Hace pocos meses comencé a barajar la idea de escribir un artículo académico acerca del extenso trabajo como arquitecto de Ignacio Dorao Orduña. El texto tendría el formato de entrevista debido a la amistad que con él me unía, y en él esperaba que desgranara y comentara su notable aportación a la arquitectura malagueña de las últimas décadas. Por desgracia, esa idea ya no podrá llevarse a cabo, pues Ignacio falleció este pasado domingo, 22 de octubre; sirvan pues estas torpes líneas -escritas desde el dolor de la pérdida- para intentar paliar mi falta de diligencia en realizarla.

El legado de Ignacio Dorao Orduña está pendiente de ser calibrado en su justa medida, tarea dificultosa debido a su modestia a la hora de valorar su propio trabajo. Esta faceta siempre me sorprendió: cuandoquiera que recibía algún elogio por sus proyectos, él solía escabullirse resaltando a su vez algún logro nimio de su interlocutor.

Es bien sabido su involucramiento en la recuperación del patrimonio edificado de la ciudad de Málaga: en su haber constan, entre otras, las rehabilitaciones modélicas de la Casa Consistorial, de la plaza de la Merced y de la antigua Casa de Socorro del Llano de la Trinidad para dependencias de la policía local; proyectos todos ellos acometidos en los años 80 y 90 en su cargo de arquitecto municipal. Por cierto que, muy cerca del Llano, hemos podido admirar recientemente la terminación de otra exitosa actuación, cuidadosa y medida, en el nº 17 de la calle Calvo; esta vez proyectada y ejecutada por el también arquitecto Ignacio Dorao Moris, digno continuador de la obra de su padre. Ambos edificios constituyen muestras ejemplares de lo que podrían haber resultado los barrios trinitario y perchelero si las políticas de planeamiento urbano hubieran seguido derroteros distintos al exterminio de toda traza preexistente.

Menos conocida es su actuación previa en el terreno de lo que recientemente se ha bautizado como «arquitectura del sol», tipos edificatorios que han modelado la oferta turística de nuestro litoral. Hubo un tiempo en que mis derroteros profesionales me llevaron a frecuentar las localidades de la costa occidental; para un arquitecto, las creaciones de Antonio Lamela o Rafael de la Hoz -por ejemplo- son gemas que brillan entre el hormigón anodino que en ellas suele imperar. Con el tiempo, fui también distinguiendo también en determinados edificios anónimos rasgos estilísticos cultos, a la altura de la mejor arquitectura de la Tercera Generación, adaptados a la luz meridional y a la actividad relajada y abierta al exterior que caracteriza esta forma de habitar estival. Hablo de El Borbollón o El Remo en Torremolinos, los Olimpos o los Perla en Fuengirola: en la plasticidad de sus fachadas, en la brillante composición de sus espacios era evidente que latía el genio creador de un arquitecto con verdadero talento. Siempre me intrigó conocer su autoría, pues era evidente que procedían de la misma mano, hasta que en una conversación trivial con Ignacio salió a relucir su autoría, a la que -eso sí- restó toda importancia.
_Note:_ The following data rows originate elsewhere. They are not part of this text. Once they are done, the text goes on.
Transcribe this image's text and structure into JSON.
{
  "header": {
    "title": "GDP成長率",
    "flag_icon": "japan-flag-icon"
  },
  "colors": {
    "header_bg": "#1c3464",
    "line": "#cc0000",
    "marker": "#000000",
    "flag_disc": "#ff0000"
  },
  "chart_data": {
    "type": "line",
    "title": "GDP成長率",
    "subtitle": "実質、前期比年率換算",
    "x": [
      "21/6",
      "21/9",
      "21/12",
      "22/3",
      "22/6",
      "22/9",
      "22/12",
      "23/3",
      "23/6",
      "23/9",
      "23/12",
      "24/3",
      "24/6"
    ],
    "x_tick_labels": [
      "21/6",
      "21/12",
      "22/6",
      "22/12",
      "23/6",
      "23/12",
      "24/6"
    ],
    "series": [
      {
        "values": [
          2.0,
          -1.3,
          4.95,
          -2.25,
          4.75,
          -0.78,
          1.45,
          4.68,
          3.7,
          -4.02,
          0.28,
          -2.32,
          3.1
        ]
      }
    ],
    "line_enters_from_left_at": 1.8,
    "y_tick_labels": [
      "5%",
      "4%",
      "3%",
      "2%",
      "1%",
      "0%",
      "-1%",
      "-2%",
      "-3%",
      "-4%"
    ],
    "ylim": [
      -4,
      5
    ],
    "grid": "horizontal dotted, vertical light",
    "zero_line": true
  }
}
Ignacio Dorao Orduña, doctor arquitecto, era un hombre ilustrado y entusiasta, generoso y con múltiples inquietudes intelectuales y artísticas; características extensivas también al cálido ambiente familiar que han creado en torno a sí él y su esposa Marga, y que han sabido igualmente inocular a sus hijos. Navegante y pintor de barcos y marinas, era también un excelente caturicaturista y dibujante; hacía gala de haber dibujado todos los pueblos de la provincia, y con la colección resultante proyectaba la publicación de un libro que compila todos esos apuntes. Ojalá que vea la luz pronto, sería un precioso homenaje en su memoria.

La arquitectura malagueña está hoy de luto. La mayoría de nosotros apenas dejará una leve huella de nuestra fugaz existencia en este mundo; no es el caso de Ignacio, cuya figura queda no solamente en la memoria de su familia y amigos sino también en sus creaciones, que perdurarán en el tiempo. Que la tierra te sea leve, querido Ignacio.